Mounk: When I think about the last 15 or so years, there has been this great arc of hope and disappointment, in democracy in Turkey, but also actually in democracy in other parts of the Muslim world. When Erdoğan was first elected, many people saw him as a figure of hope who would fully democratize this country in part by integrating more devout Muslims more fully into a system from which they were in part excluded. Those hopes have been quite thoroughly dashed. Then a few years later, we got the Arab Spring, with great hopes of democracy in Egypt, Tunisia and elsewhere. But at this point, the last remaining democracy that resulted from the Arab Spring, Tunisia, has become quite firmly authoritarian. I think in the case of Indonesia and Malaysia, you can make a case, but some people have jumped to the conclusion that somehow democracy is incompatible with the Muslim world. 

I assume that you disagree with that. But why has it been so hard for democracies to take root in that part of the world? And how hopeful are you that that might change in the course of the coming decades?

Onar: That is a very sort of broad brush, right? All of these different countries and political systems had their various engagements with democracy and democracy-building over the past decades. There's a couple of things we have to unpack in order to do justice to such a big question. One basket of things I would look at would be things that are kind of specific to the experiences of the Muslim-majority Middle East that you have to take into account when you explain the democratic deficit. And we have to avoid the trap of kind of exceptionalizing the region because a lot of the problems that we're encountering are really examples of just right-wing populism and the illiberal turn, and the way that that voters in European contexts, in North and South American contexts, have also been led down the same sort of path that the folks in Turkey and Tunisia have been led down. We also have to consider a second basket of causes that are kind of more universal. 

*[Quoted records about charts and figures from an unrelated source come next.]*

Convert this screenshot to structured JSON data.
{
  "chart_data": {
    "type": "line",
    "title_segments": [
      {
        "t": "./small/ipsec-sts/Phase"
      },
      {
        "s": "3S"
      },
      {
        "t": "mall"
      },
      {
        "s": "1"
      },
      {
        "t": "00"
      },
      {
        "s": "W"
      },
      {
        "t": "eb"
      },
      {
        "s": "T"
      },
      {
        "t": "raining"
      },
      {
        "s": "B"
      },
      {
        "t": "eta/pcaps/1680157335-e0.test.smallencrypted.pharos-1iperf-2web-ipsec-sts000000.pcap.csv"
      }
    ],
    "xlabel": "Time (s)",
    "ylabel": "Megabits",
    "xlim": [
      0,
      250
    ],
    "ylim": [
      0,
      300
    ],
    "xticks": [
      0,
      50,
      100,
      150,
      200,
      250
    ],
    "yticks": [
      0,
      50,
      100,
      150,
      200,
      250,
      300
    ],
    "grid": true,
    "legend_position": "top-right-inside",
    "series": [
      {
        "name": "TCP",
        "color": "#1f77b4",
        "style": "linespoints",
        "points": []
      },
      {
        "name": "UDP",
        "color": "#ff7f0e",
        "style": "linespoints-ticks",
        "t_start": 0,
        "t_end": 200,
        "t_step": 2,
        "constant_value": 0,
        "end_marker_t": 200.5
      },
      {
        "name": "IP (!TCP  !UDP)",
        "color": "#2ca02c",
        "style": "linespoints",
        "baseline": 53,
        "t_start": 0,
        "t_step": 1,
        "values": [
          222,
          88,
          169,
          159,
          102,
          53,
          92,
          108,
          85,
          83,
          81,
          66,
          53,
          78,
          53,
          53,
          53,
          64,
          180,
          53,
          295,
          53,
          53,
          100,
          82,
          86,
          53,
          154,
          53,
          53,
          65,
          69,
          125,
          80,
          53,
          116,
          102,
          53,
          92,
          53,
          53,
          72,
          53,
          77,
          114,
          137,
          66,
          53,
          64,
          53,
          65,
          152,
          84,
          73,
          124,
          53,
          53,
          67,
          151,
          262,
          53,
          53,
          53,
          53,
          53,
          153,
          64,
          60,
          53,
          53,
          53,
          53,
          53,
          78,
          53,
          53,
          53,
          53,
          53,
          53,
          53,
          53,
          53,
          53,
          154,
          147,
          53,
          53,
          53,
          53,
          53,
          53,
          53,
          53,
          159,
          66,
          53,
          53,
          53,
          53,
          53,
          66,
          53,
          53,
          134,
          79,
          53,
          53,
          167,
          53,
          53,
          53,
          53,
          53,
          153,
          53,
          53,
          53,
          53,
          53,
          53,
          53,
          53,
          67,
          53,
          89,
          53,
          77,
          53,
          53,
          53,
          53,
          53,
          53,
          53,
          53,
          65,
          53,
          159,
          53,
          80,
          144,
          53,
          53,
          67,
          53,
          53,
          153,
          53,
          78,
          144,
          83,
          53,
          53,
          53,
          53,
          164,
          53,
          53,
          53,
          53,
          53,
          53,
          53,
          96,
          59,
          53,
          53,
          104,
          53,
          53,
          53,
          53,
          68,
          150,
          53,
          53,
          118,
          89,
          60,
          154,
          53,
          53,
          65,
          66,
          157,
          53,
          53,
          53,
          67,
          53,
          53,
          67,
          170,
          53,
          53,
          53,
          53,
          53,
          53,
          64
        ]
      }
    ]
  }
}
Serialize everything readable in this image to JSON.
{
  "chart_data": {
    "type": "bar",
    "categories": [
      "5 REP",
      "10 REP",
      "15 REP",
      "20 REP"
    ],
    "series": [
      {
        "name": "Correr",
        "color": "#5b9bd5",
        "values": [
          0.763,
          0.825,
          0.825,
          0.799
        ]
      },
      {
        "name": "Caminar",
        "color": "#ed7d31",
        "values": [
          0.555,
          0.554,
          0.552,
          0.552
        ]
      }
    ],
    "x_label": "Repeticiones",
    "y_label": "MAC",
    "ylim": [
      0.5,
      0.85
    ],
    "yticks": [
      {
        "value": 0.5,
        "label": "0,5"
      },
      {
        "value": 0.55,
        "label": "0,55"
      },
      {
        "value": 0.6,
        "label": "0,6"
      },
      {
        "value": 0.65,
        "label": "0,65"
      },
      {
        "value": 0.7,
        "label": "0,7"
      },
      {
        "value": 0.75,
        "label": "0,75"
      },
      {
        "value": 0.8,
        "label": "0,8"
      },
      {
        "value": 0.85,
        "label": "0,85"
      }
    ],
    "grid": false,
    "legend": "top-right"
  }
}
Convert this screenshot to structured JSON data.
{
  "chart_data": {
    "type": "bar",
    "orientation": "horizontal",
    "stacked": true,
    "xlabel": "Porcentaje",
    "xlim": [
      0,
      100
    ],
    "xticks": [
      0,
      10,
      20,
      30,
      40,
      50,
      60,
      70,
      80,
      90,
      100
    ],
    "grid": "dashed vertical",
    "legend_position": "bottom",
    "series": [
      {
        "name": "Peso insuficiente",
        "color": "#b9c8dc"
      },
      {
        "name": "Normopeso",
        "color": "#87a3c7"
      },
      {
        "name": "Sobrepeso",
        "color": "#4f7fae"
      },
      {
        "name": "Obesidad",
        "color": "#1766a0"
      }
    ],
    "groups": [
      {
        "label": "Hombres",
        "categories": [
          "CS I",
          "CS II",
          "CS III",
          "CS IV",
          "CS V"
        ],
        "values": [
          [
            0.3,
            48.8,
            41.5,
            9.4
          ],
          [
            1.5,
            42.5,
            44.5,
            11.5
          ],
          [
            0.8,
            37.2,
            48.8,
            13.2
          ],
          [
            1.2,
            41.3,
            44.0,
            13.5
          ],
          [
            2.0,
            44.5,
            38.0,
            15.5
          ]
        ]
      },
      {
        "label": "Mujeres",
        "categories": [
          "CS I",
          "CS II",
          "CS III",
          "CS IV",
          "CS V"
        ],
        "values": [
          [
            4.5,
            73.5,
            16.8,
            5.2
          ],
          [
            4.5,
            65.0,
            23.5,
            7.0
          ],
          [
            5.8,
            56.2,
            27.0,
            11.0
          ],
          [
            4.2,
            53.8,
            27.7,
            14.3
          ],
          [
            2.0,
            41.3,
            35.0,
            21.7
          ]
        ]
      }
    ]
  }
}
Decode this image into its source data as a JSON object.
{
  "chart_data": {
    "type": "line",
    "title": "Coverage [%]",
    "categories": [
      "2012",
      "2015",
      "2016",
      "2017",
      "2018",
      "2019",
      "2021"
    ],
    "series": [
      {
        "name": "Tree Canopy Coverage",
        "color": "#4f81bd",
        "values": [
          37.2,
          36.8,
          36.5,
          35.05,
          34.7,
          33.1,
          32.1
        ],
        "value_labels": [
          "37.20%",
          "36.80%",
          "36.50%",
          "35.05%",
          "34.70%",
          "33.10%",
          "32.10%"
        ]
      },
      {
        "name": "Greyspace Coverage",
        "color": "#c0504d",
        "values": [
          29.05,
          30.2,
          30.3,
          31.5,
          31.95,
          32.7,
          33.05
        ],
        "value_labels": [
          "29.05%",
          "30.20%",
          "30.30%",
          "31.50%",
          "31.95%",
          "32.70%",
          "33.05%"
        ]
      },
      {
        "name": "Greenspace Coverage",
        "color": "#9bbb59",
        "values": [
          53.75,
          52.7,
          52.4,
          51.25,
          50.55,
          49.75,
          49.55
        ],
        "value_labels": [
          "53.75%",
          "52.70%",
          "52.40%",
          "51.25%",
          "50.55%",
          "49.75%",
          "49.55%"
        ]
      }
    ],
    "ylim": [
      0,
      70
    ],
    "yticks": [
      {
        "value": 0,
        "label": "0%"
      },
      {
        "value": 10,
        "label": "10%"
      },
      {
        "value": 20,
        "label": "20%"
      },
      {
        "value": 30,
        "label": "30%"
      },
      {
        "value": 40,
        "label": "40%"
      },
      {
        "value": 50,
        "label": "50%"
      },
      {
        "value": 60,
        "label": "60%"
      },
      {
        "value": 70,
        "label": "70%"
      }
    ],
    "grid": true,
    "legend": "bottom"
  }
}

On the specific side, people talk about colonial legacies in the region and capitalism impacting the region in kind of uneven ways. One source of the region’s problems has been that Western partners of the region want stability, and strongmen are better at providing stability than, as we've seen, weaker opposition candidates who can bring together a really diverse electoral coalition but can't make it across the final threshold of these presidential elections. There's kind of a default preference that's not mentioned a lot for having stable interlocutors. Preferably from a Western perspective, you want a secular, stable leader to rule the space. But if you can't have that, or if it's a particularly egregious secularist leader, then you are open to a religious strong leader to secure these spaces. So it's a two-way street. We have to read the reasons for the democratic deficit in the context of this long history of quite structurally uneven and problematic relations with the West.